Obama Admin. Issues Open Gov DirectiveDecember 8, 2009 - by Donny Shaw
On his first day in office, President Obama issued a memo to heads of all federal agencies and departments that outlined his principles for open government. In order to “strengthen our democracy and promote efficiency and effectiveness,” government should be transparent, participatory and collaborative, he wrote in the memo.
Today, the Obama Administration took the next step in his open government initiative by releasing a document, the Open Government Directive (.pdf), that directs the agencies and departments on how to implement the principles he laid out in January. It’s an 11-page document, written by Peter Orszag from the Office of Management and Budget, that spells out specific requirements and deadlines.
From a quick read through, it’s immediately clear that the Administration really gets openness and is serious about making it happen in government. For example, the first three points in the “Publish Government Information Online” would be a dream come true for people working with government data (like us at OpenCongress) if implemented well:
a. Agencies shall respect the presumption of openness by publishing information online (in addition to any other planned or mandated publication methods) and by preserving and maintaining electronic information, consistent with the Federal Records Act and other applicable law and policy. Timely publication of information is an essential component of transparency. Delays should not be viewed as an inevitable and insurmountable consequence of high demand.
b. To the extent practicable and subject to valid restrictions, agencies should publish information online in an open format that can be retrieved, downloaded, indexed, and searched by commonly used web search applications. An open format is one that is platform independent, machine readable, and made available to the public without restrictions that would impede the re-use of that information.

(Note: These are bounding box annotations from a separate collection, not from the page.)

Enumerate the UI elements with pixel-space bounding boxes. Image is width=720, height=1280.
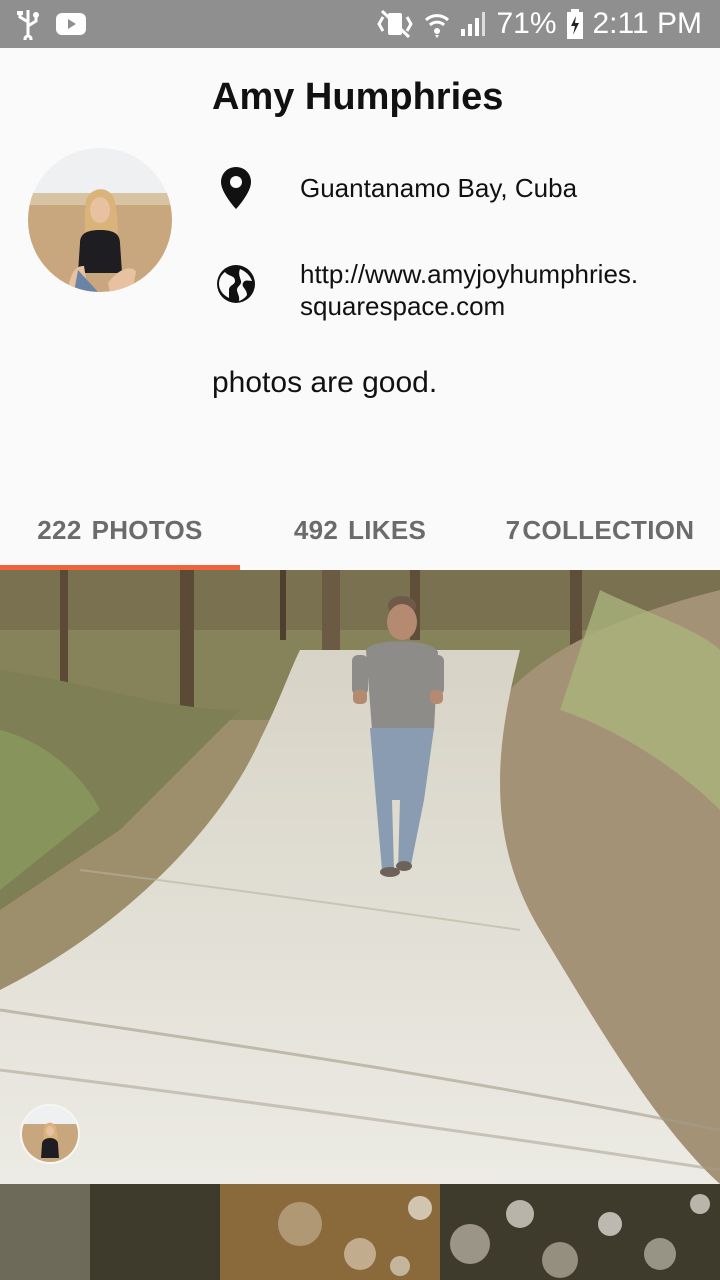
wifi-icon — [424, 10, 450, 38]
tab-photos-count: 222 — [37, 514, 82, 545]
bio-text: photos are good. — [212, 366, 438, 399]
photo-card[interactable] — [0, 570, 720, 1184]
vibrate-icon — [376, 9, 414, 39]
battery-percent: 71% — [496, 7, 557, 40]
profile-name: Amy Humphries — [212, 76, 504, 118]
photo-author-avatar[interactable] — [20, 1104, 80, 1164]
location-row: Guantanamo Bay, Cuba — [212, 164, 577, 212]
usb-icon — [14, 8, 42, 40]
photo-card[interactable] — [0, 1184, 720, 1280]
profile-tabs: 222 PHOTOS 492 LIKES 7 COLLECTION — [0, 490, 720, 570]
website-row[interactable]: http://www.amyjoyhumphries. squarespace.… — [212, 259, 638, 321]
youtube-icon — [56, 13, 86, 35]
battery-charging-icon — [566, 9, 583, 39]
website-line-1: http://www.amyjoyhumphries. — [300, 259, 639, 289]
website-line-2: squarespace.com — [300, 291, 506, 321]
globe-icon — [212, 260, 260, 308]
signal-icon — [460, 11, 486, 37]
avatar[interactable] — [28, 148, 172, 292]
tab-photos-label: PHOTOS — [91, 514, 203, 545]
tab-likes[interactable]: 492 LIKES — [240, 490, 480, 570]
clock: 2:11 PM — [592, 7, 703, 40]
tab-photos[interactable]: 222 PHOTOS — [0, 490, 240, 570]
location-pin-icon — [212, 164, 260, 212]
website-link[interactable]: http://www.amyjoyhumphries. squarespace.… — [300, 258, 638, 322]
tab-collection[interactable]: 7 COLLECTION — [480, 490, 720, 570]
tab-collection-label: COLLECTION — [522, 514, 695, 545]
location-text: Guantanamo Bay, Cuba — [300, 173, 578, 203]
status-bar: 71% 2:11 PM — [0, 0, 720, 48]
tab-likes-count: 492 — [293, 514, 339, 545]
tab-likes-label: LIKES — [348, 514, 427, 545]
tab-collection-count: 7 — [505, 514, 521, 545]
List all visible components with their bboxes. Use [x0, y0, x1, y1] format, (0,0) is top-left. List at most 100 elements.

c. To the extent practical and subject to valid restrictions, agencies should proactively use modern technology to disseminate useful information, rather than waiting for specific requests under FOIA.
This sounds just like the kind of stuff that open government geeks have been writing about for years, but now it’s actually coming from the highest level of government. Very exciting, to say the least.
Now begins the make-or-break process of actually implementing the directive released today. As Nancy Scola at TechPresident explains, a lot of the success with implementation relies on a sort of cultural shift taking place within government agencies. “The open question on open government: what will it take to get a United States federal government that has a momentum towards secrecy to shift its orientation to one of transparency, participation, and collaboration?”